3) Mais où trouver cette modestie et cette simplicité d’existence ? Où trouver la vision juste du monde et de notre juste place dans le monde ? Et où trouver l’équilibre d’une vie bonne, conforme à notre vraie nature humaine ?

Pour le croyant, c’est auprès de Dieu que l’homme trouve une juste vision du monde et de sa place dans le monde. Et c’est en vivant dans sa communion qu’il trouve l’équilibre et un appui sûr en toutes circonstances. Dans cette perspective, ce n’est pas l’avoir qui fait le bonheur, mais bel et bien l’être, et plus particulièrement l’être avec Dieu. 
 

En Conclusion      

Si la bonne fortune ne dépend pas, il est vrai, de nous, il appartient à chacun de construire son bonheur.

Construire son bonheur ! Voilà une affirmation qui peut paraître étrange pour le sens commun qui lie habituellement le bonheur à la satisfaction des plaisirs ou à la fortune. Mais telle est la leçon des sages grecs et hébreux. Le bonheur n’est pour eux, ni dans le près, ni dans la multiplication des plaisirs, ni dans une vie de luxe, mais dans l’établissement d’une vie sage, aux plaisirs simples et naturels. 
     

Notez que les dernières études sociologiques donnent sur ce point raison aux sages grecs et hébreux car, contrairement au sens commun, elles indiquent que les augmentations de revenu n’entraînent aucun accroissement du sentiment du bonheur. Il n’y a qu’à voir les pays riches. D’après une étude menée en 2008, les français qui figurent pourtant parmi les pays les plus riches, se situent seulement à la 62ème place des nations les plus heureuses.
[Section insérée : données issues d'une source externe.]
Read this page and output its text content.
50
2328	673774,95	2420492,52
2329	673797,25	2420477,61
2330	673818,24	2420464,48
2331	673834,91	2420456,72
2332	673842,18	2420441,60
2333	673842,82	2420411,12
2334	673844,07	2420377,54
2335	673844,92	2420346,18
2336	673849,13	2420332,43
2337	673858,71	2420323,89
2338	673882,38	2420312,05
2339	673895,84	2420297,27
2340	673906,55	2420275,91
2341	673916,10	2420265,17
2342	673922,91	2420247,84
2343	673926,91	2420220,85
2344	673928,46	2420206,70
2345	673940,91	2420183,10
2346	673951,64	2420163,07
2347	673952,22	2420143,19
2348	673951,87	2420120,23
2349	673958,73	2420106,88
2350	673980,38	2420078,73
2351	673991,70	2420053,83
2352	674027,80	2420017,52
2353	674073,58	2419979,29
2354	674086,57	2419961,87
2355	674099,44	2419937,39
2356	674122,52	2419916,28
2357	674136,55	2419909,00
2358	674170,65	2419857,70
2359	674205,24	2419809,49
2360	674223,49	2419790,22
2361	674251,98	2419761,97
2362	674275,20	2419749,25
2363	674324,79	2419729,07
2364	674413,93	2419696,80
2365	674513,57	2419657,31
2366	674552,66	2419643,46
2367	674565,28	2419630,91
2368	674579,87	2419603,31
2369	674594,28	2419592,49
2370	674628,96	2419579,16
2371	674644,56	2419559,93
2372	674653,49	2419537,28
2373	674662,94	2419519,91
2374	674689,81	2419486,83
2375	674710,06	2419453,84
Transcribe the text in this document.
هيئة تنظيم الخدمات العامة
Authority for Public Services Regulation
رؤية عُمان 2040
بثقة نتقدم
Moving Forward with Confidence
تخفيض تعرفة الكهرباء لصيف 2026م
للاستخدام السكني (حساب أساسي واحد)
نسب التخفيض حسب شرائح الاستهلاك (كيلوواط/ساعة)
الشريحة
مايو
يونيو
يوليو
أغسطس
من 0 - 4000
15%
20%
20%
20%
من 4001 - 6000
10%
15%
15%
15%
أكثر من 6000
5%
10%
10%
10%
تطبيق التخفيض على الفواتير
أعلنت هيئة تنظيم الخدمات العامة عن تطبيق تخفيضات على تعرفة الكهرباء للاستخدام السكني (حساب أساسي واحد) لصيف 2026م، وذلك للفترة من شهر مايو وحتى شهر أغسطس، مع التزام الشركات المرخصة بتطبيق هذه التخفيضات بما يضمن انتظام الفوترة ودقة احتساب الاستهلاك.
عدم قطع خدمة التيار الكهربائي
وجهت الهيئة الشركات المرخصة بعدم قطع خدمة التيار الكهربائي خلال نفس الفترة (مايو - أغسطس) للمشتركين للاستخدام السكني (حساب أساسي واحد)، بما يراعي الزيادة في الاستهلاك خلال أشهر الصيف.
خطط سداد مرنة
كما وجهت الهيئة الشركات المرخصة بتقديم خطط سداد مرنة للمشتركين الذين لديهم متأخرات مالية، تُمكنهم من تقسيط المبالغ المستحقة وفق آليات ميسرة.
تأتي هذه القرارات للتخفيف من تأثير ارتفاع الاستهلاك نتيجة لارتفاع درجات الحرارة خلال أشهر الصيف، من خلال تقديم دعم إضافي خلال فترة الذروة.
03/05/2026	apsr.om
La palme revient en fait au Danemark, pays « protestant » dont la société est réputée pour son souci de justice, d’égalité et de sociabilité entre ses individus.

Une société qui met le bien de l’individu au centre de ses priorités construit ainsi davantage le bonheur de ses ressortissants, qu’une société du chacun pour soi ou l’argent et la consommation sont rois.

Il nous appartient en tant que chrétiens à apprendre à mettre à distance, voire même à déconstruire, les idéaux de bonheur trop fameux qu’on nous vend pour notre insatisfaction chronique et de bâtir chacun un idéal de bonheur plus conforme à la vertu, à la raison et à la foi. Apprenons aussi à enseigner cet art de vivre à nos enfants.